In this problem you will solve a particular inference task, trying to determine solely based on eye movement measurements which of the sentences read by the user is the right answer to a given question. This represents a prototypical inference task required by real proactive systems; the system infers from the implicit actions of the user something that the user decided in his mind.
The practical problem is a relatively straightforward classification task, and you are allowed to use any suitable classifier. However, some work will need to be done to find a good representation for the sentences.
The data used for this problem is given in Inferring relevance from eye movements challenge 2005. The data was originally released for a PASCAL Challenge, and is consequently well documented on the web site. In brief, the data contains 11 subjects viewing 50 questions each (for training and validation data). For each question the subjects read 10 sentences (possible answers to the questions), and each answer is classified as one of three possible labels: one of the answers is the right one (C), some of them are relevant for the topic of the question but do not contain the answer (R), while the rest are completely irrelevant (I). The data consists of 27-dimensional feature vectors given for every occurrence of the subject seeing a single word. That is, the data set is a sequence of words seen by the subject. The features are explained in a technical report
Note that you need to do all the learning on the training data. The validation data can additionally be used for preliminary evaluation of accuracy or for tuning additional parameters of the model, but you are not allowed to take a look at the test data labels provided on the website. The test data will only be used for final evaluation of the model.
Your task is to learn a classifier that learns to classify each of the possible answers as one of the three class labels (C/R/I). Note that the original data vectors are given for individual words in the answers and not for the answers themselves, and hence the problem cannot be solved by direct application of off-the-shelf classifiers. Instead, you will need to represent the sentences somehow. Note that the same word may be viewed more than once.
Implement your solution as if you were taking part in the Competition 1 described on the web page. You are free to choose any classifier algorithm and feature representation for the sentences, but you need to clearly justify the choices. In particular, you should argue why the choices could be good for this data.
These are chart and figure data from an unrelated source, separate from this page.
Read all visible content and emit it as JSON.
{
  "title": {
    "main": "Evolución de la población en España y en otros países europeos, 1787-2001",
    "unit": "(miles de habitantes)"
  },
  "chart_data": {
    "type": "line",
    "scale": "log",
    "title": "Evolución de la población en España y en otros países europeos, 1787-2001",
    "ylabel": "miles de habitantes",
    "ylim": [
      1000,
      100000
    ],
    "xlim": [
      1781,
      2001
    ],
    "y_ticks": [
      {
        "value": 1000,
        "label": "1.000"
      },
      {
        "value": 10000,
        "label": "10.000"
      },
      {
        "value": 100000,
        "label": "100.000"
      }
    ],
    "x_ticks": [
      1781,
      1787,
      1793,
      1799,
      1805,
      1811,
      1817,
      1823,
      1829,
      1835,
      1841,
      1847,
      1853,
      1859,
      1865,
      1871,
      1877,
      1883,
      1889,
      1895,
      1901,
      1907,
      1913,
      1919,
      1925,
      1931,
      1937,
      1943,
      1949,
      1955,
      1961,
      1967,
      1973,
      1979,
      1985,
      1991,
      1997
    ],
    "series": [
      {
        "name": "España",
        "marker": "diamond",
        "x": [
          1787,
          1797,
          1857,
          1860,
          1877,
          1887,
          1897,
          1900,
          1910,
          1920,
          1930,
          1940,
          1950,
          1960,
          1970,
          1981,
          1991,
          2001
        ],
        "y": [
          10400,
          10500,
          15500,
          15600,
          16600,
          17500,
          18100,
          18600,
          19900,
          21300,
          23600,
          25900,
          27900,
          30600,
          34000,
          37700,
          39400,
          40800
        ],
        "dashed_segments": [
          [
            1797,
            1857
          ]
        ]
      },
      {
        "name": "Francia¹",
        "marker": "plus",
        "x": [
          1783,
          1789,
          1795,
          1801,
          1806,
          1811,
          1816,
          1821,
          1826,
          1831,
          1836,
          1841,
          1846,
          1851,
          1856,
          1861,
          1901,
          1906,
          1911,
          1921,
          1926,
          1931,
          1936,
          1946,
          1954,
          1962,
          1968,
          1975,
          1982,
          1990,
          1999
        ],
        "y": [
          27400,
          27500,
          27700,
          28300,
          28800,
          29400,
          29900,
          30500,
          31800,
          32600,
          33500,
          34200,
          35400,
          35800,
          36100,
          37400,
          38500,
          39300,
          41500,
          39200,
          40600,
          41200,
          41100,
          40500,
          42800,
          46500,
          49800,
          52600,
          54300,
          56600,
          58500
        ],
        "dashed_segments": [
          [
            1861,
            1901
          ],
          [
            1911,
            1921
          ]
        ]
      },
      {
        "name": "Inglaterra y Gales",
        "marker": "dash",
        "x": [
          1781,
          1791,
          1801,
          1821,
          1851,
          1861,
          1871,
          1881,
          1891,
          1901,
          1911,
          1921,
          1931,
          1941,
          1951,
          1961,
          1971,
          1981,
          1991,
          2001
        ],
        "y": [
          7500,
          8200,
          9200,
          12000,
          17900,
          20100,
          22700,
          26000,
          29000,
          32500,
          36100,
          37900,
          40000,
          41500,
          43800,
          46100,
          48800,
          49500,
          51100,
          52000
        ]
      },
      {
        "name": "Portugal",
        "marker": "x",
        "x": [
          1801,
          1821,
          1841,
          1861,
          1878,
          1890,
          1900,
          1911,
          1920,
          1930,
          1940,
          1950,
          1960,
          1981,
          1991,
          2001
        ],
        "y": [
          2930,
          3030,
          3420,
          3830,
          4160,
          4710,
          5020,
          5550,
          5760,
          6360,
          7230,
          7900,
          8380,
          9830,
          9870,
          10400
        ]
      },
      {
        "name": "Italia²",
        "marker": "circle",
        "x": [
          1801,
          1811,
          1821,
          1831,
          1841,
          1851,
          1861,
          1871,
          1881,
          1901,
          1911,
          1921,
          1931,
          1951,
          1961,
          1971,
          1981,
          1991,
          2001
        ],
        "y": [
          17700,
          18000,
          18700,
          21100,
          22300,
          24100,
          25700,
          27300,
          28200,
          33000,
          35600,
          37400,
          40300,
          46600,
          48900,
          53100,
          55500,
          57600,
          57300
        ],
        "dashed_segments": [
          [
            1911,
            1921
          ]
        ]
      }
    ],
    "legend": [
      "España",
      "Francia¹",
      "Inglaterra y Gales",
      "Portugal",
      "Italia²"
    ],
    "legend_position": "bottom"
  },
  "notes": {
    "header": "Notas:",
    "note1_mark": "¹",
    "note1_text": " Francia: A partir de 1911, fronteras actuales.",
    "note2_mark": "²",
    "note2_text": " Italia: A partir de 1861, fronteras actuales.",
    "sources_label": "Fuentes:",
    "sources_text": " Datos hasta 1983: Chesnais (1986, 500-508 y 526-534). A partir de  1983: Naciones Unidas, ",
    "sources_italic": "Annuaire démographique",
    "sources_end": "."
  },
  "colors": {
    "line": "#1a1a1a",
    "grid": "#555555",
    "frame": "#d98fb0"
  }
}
In order to do that, you most likely need to perform some exploratory data analysis first to learn what the data looks like. Report also these preliminary analyzes, since they belong to the process of actually solving a classification problem well.
On the website you will find results of the original competition participants, measured using specific evaluation criteria. Compare your accuracy with those, and discuss the results. Did you beat some of them? Would your result be significantly worse or better in a practical application? What could the reasons be for different performance, and how could your solution be improved?
In addition to computing the accuracy measures used in the competition, try to illustrate the usefulness of your solution by some other means. Would some other goodness measure be more informative? The dummy model that predicts everything to be irrelevant has reasonable accuracy (though you should still aim to beat that by a decent margin) but would naturally be worthless in a real application.
You can also try solving two different binary classification tasks: irrelevant vs relevant+correct, and irrelevant+relevant vs correct. Is either of these considerably easier to solve than the other? Why could that be?